O profissional de letras não é mais aquele isolado em sua sala acadêmica. Admirando o diploma amarelado pendurado na parede. Está agitando além dos muros do ensino superior. Encontra-se na Universidade Federal de São Carlos (UFSCar) com o “Projeto L&R” – Literatura e Realidade -, sob a coordenação da professora Rejane Rocha e equipe de estudantes, tendo como objetivo oferecer cursos modulares de literatura brasileira moderna a alunos de Ensino Médio, de modo a enfrentar o desafio de ensinar literatura fora dos padrões impostos pelas escolas, pelos materiais didáticos, pelos vestibulares, de maneira interdisciplinar e conectada à realidade dos alunos.
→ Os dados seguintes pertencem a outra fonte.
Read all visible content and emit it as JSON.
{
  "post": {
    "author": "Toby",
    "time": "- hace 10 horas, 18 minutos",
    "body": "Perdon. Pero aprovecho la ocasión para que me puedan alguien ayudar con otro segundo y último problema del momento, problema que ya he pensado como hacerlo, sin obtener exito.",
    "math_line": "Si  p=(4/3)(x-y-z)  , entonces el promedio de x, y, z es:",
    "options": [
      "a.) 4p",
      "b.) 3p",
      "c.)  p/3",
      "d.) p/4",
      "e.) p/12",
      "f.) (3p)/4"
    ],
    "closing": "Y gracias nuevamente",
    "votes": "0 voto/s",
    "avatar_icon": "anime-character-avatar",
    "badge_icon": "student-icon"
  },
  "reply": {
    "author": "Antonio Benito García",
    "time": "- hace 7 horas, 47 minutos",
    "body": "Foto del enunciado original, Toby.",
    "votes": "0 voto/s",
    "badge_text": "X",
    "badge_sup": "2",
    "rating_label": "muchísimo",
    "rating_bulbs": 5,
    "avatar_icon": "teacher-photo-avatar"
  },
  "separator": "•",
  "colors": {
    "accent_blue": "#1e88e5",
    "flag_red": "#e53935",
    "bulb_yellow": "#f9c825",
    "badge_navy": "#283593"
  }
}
Na resistência contra a Escola Sem Partido. E ainda em São Carlos, um salve para o Slam das Quebradas, da Casa Hip Hop, nos saraus, nas rodas de conversas dos Leitores Livres, nas performances do Poeta em Queda, nas intimidades poéticas de Matheus Torres e na imagem literária de Yuri Batáglia Espósito.

Acredito nestes agitados no cenário literário contemporâneo brasileiro. Estarmos sempre em movimento. Alertas. Confraternizados. A literatura tem que estar cada vez mais conectada. Este é o cenário. Há tantos nomes, tantos escritos. Tantos agitados culturais.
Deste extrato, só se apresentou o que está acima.